Testing advice for network switches
Most technology deployments are preceded by a period of testing and evaluation. The goal is first to ensure that the new product, system or tool can actually deliver the expected results in a controlled environment before rolling it out to production. A testing period also allows IT staff to develop familiarity and expertise – a level of comfort with operating and managing the technology. The lab is an appropriate place to test features such as failover or fault tolerance, not the production data center where service-level agreements may be in place.

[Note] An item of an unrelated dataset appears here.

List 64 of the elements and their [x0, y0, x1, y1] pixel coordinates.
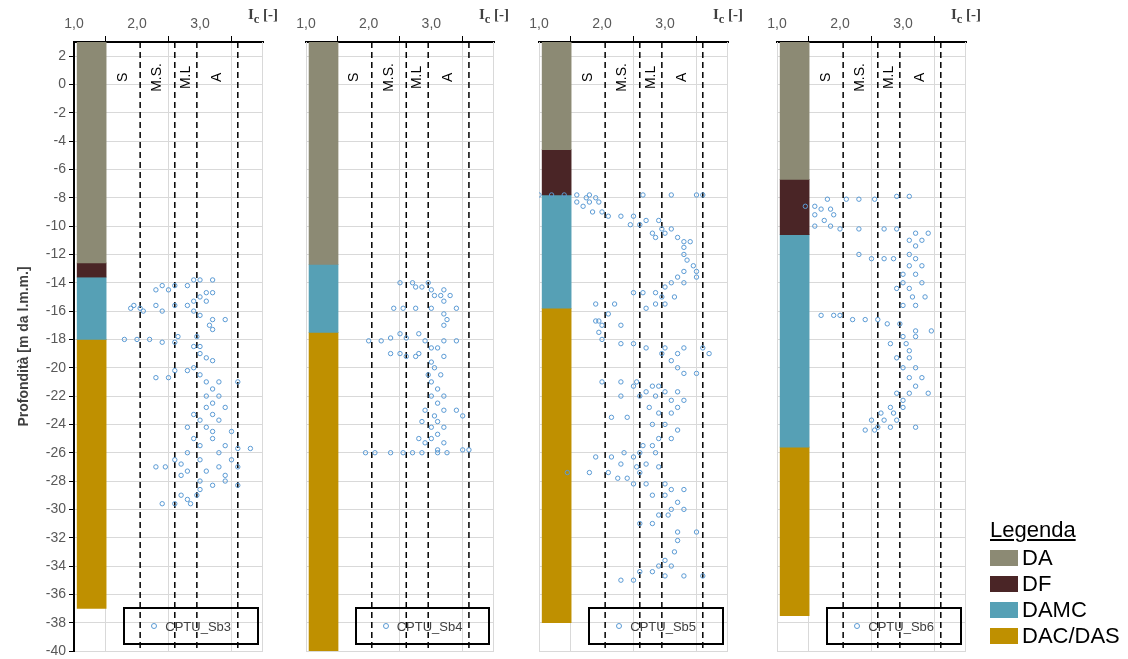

High-speed, low-latency network switches also require due diligence, though experts note that the evaluation period is far shorter than other data center products. It rarely takes more than several weeks to learn management tools, verify feature compatibility and optimize the switch configuration. The main issue to consider when testing is how the switch performs under load conditions, particularly with conditions that involve load balancing. It's not just a matter of ensuring the switch's electrical integrity, but actually verifying that the switch will perform the way its manufacturer advertises.
“There should be very little in the way of proof of concept,” said Chris Steffen, principal technical architect at Kroll Factual Data, based in Lovaland, Colo. “I would want to know how the monitoring tools work, and frankly, I would expect a demo of how the monitoring tools integrate within the System Center environment that I have now.”